Sweet Corn Festival Committee Chairperson Warren Brown has been involved with the event since its beginning in 1982. He will start the festival by addressing the crowd, introducing the festival’s king and queen and allowing them to cut the ribbon.
“It provides an event where the family can come eat, look and buy crafts and get information,” Brown said. “They don’t have to leave town, and it’s right before school so it’s a good time to get family together.”
This year’s Sweet Corn Festival King and Queen is Leroy Farthing and Ellen Slone-Farthing. Traditionally selected by the Fairborn Lions Club, the festival has featured a king and queen each year since it has taken place.
“Hopefully they’ll feel good about the food they ate, find some bargains in the arts and crafts they can take home, and being together with their family,” Brown said. “It’s so hard to have families come together anymore, so they can [come and] enjoy a few hours together.”
The Sweet Corn Festival earned its name by the amount of corn that stretches across the area. Brown said a corn field formally sat where the Fairfield Mall in Fairborn is currently located. Its first festival took place at the Fairborn Lions Den, followed by the land by Central Junior High School. Each year since, the festival has been held at Fairborn Community Park with this year being no exception.
Its activities are uniform compared to the festivals that have taken place in the past, although Brown said the vendors are varied according to what the other’s are offering.

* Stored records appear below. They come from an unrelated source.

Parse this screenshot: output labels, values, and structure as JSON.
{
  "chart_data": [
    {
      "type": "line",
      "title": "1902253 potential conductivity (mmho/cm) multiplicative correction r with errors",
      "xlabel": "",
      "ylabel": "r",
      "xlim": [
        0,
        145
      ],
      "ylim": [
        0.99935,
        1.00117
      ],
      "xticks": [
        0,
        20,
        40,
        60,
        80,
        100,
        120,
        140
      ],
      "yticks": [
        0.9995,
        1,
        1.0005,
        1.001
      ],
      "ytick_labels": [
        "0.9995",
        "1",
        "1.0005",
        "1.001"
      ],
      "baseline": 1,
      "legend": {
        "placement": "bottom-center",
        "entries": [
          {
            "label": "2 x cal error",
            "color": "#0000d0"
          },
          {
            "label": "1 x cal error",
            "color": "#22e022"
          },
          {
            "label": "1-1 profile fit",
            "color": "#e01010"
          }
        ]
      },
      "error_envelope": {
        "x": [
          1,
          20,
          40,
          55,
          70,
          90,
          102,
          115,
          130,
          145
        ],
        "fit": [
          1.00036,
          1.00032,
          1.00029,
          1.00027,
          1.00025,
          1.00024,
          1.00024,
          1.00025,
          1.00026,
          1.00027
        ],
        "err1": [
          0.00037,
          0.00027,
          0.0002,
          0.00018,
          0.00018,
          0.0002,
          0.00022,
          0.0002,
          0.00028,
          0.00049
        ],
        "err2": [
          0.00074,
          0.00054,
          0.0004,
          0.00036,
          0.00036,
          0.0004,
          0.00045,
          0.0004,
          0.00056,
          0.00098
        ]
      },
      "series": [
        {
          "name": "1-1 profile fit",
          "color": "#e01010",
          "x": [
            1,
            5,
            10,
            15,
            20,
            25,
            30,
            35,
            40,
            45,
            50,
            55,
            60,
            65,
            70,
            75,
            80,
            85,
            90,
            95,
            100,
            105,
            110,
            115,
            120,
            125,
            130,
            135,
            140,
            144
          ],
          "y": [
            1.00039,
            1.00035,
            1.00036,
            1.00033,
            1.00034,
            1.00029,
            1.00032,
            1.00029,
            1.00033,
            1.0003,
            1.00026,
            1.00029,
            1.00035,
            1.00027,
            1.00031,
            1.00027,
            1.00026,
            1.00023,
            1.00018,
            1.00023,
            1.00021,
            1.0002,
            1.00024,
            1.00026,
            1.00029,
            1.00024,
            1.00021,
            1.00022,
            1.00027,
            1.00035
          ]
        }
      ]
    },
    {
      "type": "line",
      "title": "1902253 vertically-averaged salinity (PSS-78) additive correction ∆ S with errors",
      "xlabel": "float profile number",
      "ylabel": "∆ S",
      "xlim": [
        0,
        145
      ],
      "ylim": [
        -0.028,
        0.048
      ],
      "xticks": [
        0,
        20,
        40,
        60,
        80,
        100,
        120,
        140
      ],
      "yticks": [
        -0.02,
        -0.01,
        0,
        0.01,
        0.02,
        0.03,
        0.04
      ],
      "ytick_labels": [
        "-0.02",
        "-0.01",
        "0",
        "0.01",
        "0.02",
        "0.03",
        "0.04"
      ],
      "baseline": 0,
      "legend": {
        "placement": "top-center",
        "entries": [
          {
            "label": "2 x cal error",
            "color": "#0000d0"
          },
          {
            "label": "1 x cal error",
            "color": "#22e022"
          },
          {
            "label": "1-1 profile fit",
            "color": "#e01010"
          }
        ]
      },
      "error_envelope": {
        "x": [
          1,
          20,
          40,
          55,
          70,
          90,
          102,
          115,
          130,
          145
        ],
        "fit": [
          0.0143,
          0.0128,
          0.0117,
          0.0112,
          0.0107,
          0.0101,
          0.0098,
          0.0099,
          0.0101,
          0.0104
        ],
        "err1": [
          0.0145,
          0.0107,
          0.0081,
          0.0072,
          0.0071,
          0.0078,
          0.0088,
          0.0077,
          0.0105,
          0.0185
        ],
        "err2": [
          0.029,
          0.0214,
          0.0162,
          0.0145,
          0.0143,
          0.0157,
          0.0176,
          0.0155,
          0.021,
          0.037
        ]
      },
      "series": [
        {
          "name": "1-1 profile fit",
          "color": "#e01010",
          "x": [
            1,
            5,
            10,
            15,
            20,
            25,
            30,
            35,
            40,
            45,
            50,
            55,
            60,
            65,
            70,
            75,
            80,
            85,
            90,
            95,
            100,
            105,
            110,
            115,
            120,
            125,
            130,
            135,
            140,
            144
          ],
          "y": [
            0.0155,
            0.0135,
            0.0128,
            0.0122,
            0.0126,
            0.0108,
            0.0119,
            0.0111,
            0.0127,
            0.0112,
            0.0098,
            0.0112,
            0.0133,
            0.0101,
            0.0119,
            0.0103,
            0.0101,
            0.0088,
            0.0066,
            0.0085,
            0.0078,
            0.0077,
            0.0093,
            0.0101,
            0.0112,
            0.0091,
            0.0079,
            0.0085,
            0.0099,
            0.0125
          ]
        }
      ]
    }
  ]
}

Although this year, they will be reintroducing festival t-shirts for sale and offering bags with the logo printed across it for the first time.
The committee is additionally considering implementing leveled sponsorship in the future.
“We want to provide a fair in town so they can go eat their sweet corn and chicken,” he said. “We have all kinds of other food vendors and it’s a real variety. That’s one of the things we do – if you wanted to come and be a food vendor, if you do what someone else does, we won’t bring you in so we get a mixture.”
The festival has been in the planning stages over the course of the last year. Brown said by the end of the month, the committee will hold a meeting in which they will reflect on this year’s event. They meet on a regular basis in the months preceding the event, and Brown said they will begin planning for next year’s Sweet Corn Festival no later than November.
It will take place beginning at 11 a.m. to 8 p.m. Saturday, until it picks back up the following day at 11 a.m. and wrapping up by 6 p.m. at Community Park.